Tool File TP_base TP_comp FN FP Precision Recall F1
test13 test13.SEQC2.controlfreec_stats.csv 123 108 537 331 0.2460136674259681 0.1863636363636363 0.2120740439186762
test14 test14.SEQC2.cnvkit_stats.csv 144 128 516 246 0.3422459893048128 0.2181818181818181 0.2664816099930603
test14 test14.SEQC2.cnvkit.converted_stats.csv 116 107 544 192 0.3578595317725752 0.1757575757575757 0.2357365342247208
test15 test15.SEQC2.ascat_stats.csv 92 81 568 77 0.5126582278481012 0.1393939393939394 0.21918936408024

Only CNVkit was reporting the variants in VCF format that is why truvari and wittyer was running only that test sample. Wittyer was not proprely running as variants are not sequence resolved. We also have two type of results for CNVkit for intersection analysis. *_converted one show the result from the VCF input being converted to BED for ntersection analysis while the other result is using input BED file directly.
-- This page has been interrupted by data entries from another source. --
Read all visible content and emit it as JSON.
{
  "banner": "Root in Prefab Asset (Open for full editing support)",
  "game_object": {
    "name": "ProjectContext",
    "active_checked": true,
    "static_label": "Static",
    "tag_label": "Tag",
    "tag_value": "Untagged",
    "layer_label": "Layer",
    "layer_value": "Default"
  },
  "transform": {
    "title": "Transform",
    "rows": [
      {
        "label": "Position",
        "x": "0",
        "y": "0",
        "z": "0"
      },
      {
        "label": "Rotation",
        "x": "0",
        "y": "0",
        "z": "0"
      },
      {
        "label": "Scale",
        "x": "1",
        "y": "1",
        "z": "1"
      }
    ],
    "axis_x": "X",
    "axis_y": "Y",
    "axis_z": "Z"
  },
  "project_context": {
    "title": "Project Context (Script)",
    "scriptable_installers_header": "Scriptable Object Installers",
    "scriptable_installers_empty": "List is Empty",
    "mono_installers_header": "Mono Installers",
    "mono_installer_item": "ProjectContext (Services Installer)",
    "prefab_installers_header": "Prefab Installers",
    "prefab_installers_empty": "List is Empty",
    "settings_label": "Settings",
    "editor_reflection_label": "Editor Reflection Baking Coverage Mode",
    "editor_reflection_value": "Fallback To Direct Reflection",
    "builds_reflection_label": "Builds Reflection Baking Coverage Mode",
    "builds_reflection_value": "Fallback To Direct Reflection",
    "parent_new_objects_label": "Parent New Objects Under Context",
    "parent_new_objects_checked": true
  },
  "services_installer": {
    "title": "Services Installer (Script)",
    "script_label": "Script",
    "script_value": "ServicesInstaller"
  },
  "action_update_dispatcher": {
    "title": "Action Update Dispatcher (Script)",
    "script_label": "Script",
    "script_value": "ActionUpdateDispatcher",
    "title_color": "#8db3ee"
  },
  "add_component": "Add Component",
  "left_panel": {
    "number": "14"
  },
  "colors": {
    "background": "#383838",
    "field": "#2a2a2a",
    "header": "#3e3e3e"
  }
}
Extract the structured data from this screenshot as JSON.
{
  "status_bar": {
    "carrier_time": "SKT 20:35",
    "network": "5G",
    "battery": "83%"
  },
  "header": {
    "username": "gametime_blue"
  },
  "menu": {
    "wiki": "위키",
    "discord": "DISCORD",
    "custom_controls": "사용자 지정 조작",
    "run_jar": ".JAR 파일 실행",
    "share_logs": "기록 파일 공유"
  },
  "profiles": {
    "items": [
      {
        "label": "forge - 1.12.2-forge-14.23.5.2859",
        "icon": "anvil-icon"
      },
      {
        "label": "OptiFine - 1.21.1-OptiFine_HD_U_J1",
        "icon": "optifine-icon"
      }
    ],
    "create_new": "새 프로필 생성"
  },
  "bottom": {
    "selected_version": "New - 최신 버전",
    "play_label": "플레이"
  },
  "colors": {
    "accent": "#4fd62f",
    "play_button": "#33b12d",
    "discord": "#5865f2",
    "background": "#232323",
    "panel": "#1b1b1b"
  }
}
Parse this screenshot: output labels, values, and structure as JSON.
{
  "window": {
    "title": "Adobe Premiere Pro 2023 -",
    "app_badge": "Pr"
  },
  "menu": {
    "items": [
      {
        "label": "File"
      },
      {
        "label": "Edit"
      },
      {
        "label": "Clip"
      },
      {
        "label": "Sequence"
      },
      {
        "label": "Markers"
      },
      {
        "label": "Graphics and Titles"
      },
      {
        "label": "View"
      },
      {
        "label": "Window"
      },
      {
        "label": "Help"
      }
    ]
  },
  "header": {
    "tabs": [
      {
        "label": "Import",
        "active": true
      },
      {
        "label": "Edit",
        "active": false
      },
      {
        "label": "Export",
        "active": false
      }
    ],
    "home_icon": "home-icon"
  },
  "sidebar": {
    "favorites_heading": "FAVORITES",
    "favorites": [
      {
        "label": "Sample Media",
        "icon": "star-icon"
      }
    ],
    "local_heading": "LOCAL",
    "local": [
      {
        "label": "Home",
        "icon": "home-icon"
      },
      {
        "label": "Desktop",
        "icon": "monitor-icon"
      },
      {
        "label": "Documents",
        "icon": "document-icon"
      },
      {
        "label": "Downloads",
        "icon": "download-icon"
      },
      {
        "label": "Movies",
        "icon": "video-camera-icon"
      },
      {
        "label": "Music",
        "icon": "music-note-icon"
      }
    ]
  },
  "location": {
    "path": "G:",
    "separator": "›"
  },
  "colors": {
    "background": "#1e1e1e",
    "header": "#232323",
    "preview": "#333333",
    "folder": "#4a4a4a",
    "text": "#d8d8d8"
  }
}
Case 12 : Concordance analysis

Config file

Analysis

Analysis

  • Now we are using two HG002 variant calls from germline variant calling analysis to perform concordance analysis. In order to do concordance comparison, we dont need to provide truth VCF! as we are comparing test VCFs with each other.
  • Chromosome 21 is extracted both from the test and truth cases.
  • We normalize, split multiallelics and deduplicate variants to preprocess the variants

Results

GATK4 Concordance

Tool File Type TP FP FN Precision Recall F1
test6-test7 test6-test7.summary.tsv SNP 52696 288 20581 0.719 0.995 0.83477
test6-test7 test6-test7.summary.tsv INDEL 12132 1933 1933 0.814 0.863 0.83778

Concordance statistics are based on tool comparisons, the pairs are generated randomly for each run therefore the order of the comparison may change. Here, test6 is considered as BASE whole test7 is being considered as COMP set. Therefore, be aware that FP, FN and Precisison and Recall may switch.

Note

As a final note, it is highly encouraged to run all those test and investigate comparisons, plots and tables created. This pipeline serves for multiple tools enabling efficient benchmark analysis.